The Irish Sailing performance director produces a detailed annual budget for the programme which is presented to Sport Ireland, Irish Sailing and the Foundation for detailed discussion and analysis of the programme, where each item of expenditure is reviewed and approved. Each year, the performance director drafts a Performance Plan and Budget designed to meet the objectives of Irish Performance Sailing based on an annual review of the Pathway Programmes from Junior to Olympic level. The plan is then presented to the Olympic Steering Group (OSG) where it is independently assessed and the budget is agreed. The OSG closely monitors the delivery of the plan ensuring it meets the agreed strategy, is within budget and in line with operational plans. The performance director communicates on an ongoing basis with the OSG throughout the year, reporting formally on a quarterly basis.

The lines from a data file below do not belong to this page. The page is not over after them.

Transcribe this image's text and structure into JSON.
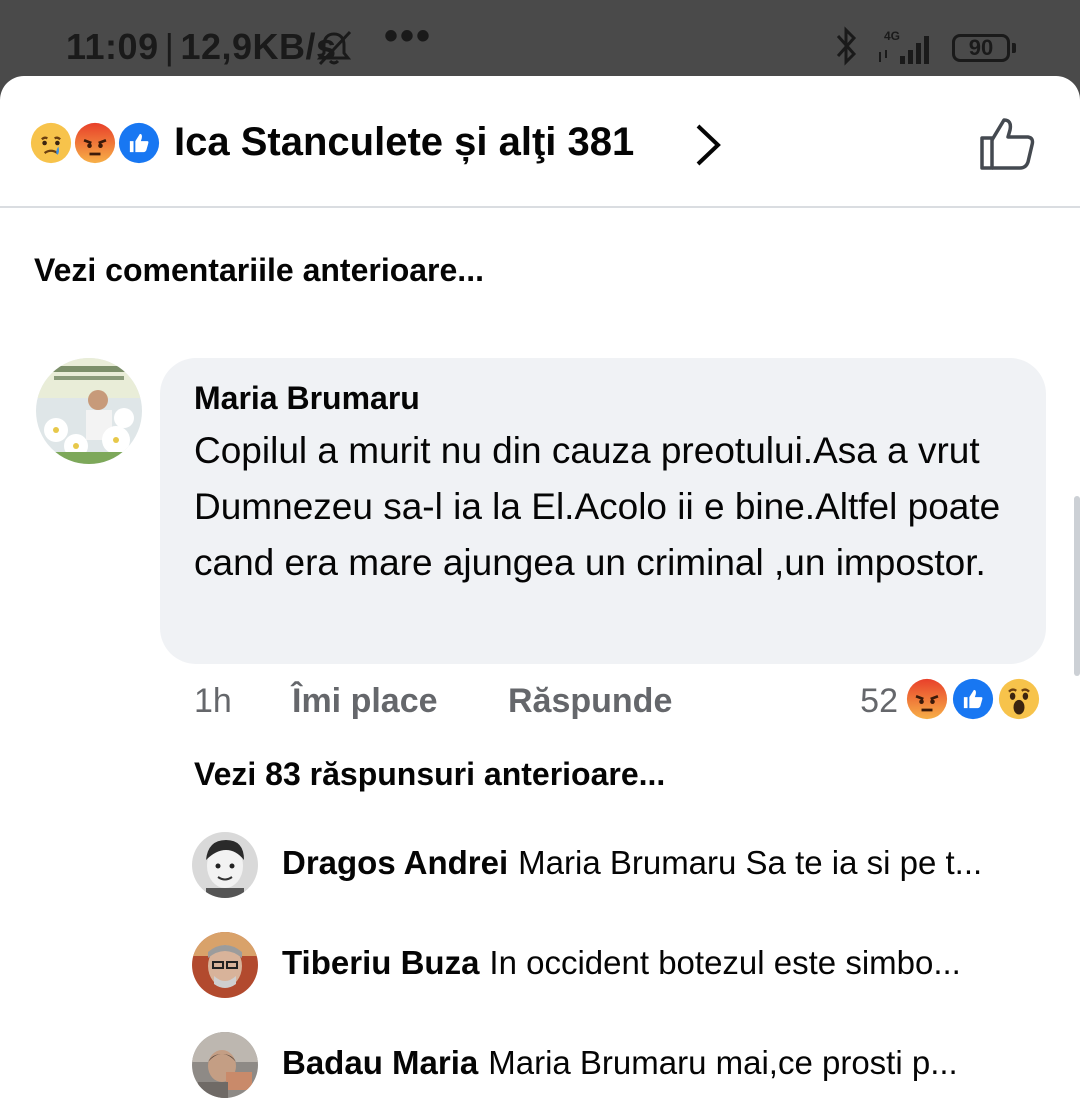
{
  "status_bar": {
    "time": "11:09",
    "net_speed": "12,9KB/s",
    "overflow": "•••",
    "network_type": "4G",
    "battery": "90"
  },
  "header": {
    "title": "Ica Stanculete și alţi 381",
    "reaction_icons": [
      "sad-icon",
      "angry-icon",
      "like-icon"
    ]
  },
  "comments": {
    "see_previous": "Vezi comentariile anterioare...",
    "main": {
      "author": "Maria Brumaru",
      "text": "Copilul a murit nu din cauza preotului.Asa a vrut Dumnezeu sa-l ia la El.Acolo ii e bine.Altfel poate cand era mare ajungea un criminal ,un impostor.",
      "time": "1h",
      "like_label": "Îmi place",
      "reply_label": "Răspunde",
      "reaction_count": "52",
      "reaction_icons": [
        "angry-icon",
        "like-icon",
        "wow-icon"
      ]
    },
    "see_previous_replies": "Vezi 83 răspunsuri anterioare...",
    "replies": [
      {
        "author": "Dragos Andrei",
        "text": "Maria Brumaru Sa te ia si pe t..."
      },
      {
        "author": "Tiberiu Buza",
        "text": "In occident botezul este simbo..."
      },
      {
        "author": "Badau Maria",
        "text": "Maria Brumaru mai,ce prosti p..."
      }
    ]
  },
  "colors": {
    "accent": "#1877f2",
    "bubble": "#f0f2f5",
    "secondary_text": "#65676b",
    "angry": "#f26a2a",
    "sad_wow": "#f7c34b"
  }
}
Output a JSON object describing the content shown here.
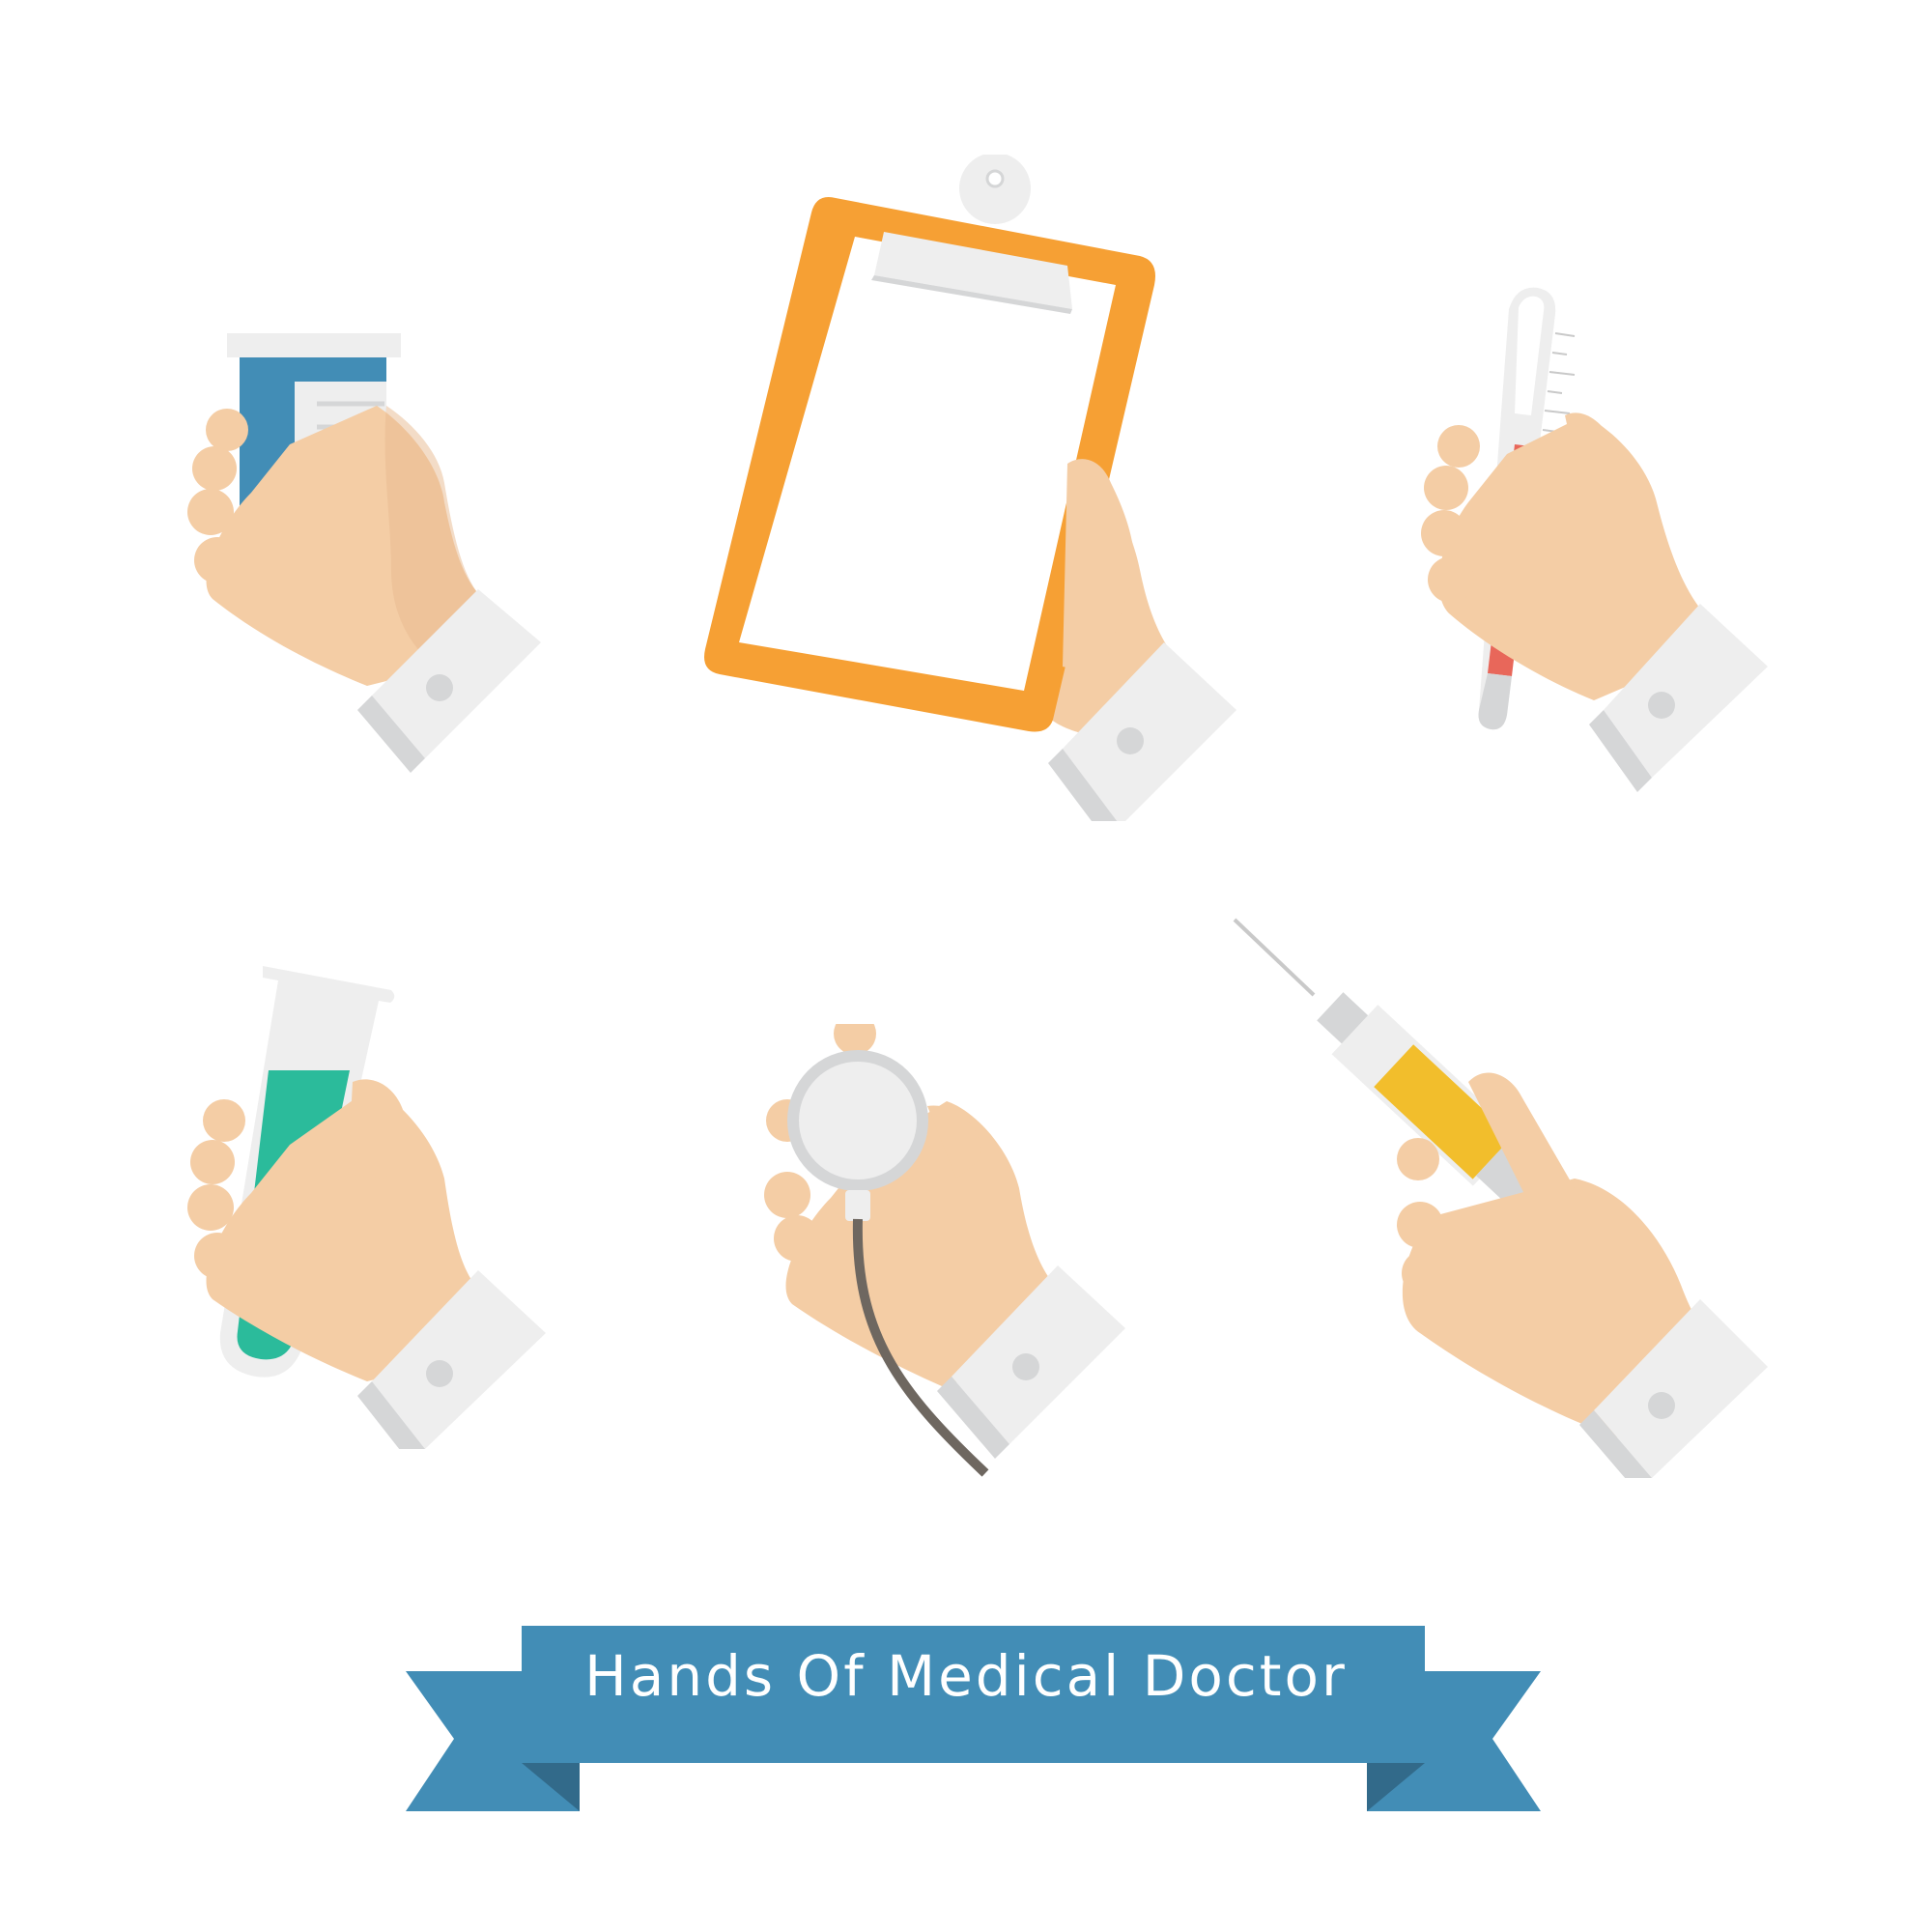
{
  "banner": {
    "title": "Hands Of Medical Doctor"
  },
  "colors": {
    "skin": "#F4CDA5",
    "skin_shadow": "#E8B98F",
    "sleeve": "#EEEEEE",
    "sleeve_shadow": "#D5D6D7",
    "button": "#D5D6D7",
    "ribbon": "#428DB6",
    "ribbon_dark": "#326A8A",
    "clipboard": "#F6A034",
    "bottle": "#428DB6",
    "thermometer_red": "#E8675A",
    "test_tube_green": "#2BBB9B",
    "syringe_yellow": "#F2BE2C",
    "stethoscope_tube": "#6E6760"
  },
  "icons": [
    {
      "name": "hand-holding-medicine-bottle"
    },
    {
      "name": "hand-holding-clipboard"
    },
    {
      "name": "hand-holding-thermometer"
    },
    {
      "name": "hand-holding-test-tube"
    },
    {
      "name": "hand-holding-stethoscope"
    },
    {
      "name": "hand-holding-syringe"
    }
  ]
}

Due to the specialised nature of Performance Sport, Irish Sailing established an expert sub-committee which is referred to as the Olympic Steering Group (OSG). The OSG is chaired by Patrick Coveney and its objective is centred around winning Olympic medals so it oversees the delivery of the Irish Sailing’s Performance plan.

At Junior level (U15) sailors learn not only to be a sailor but also an athlete. They develop the discipline required to keep a training log while undertaking fitness programmes, attending coaching sessions and travelling to competitions. During the winter Regional Squads take place and then in spring the National Squads are selected for Summer Competitions. As sailors move into Youth level (U19) there is an exhaustive selection matrix used when considering a sailor for entry into the Performance Academy. Completion of club training programmes, attendance at the performance seminars, physical suitability and also progress at Junior and Youth competitions are assessed and reviewed. Once invited in to the Performance Academy, sailors are given a six-month trial before a final decision is made on their selection. Sailors in the Academy are very closely monitored and engage in a very well planned out sailing, training and competition programme. There are also defined international benchmarks which these sailors are required to meet by a certain age. Biannual reviews are conducted transparently with the sailors so they know exactly where they are performing well and they are made aware of where they may need to improve before the next review.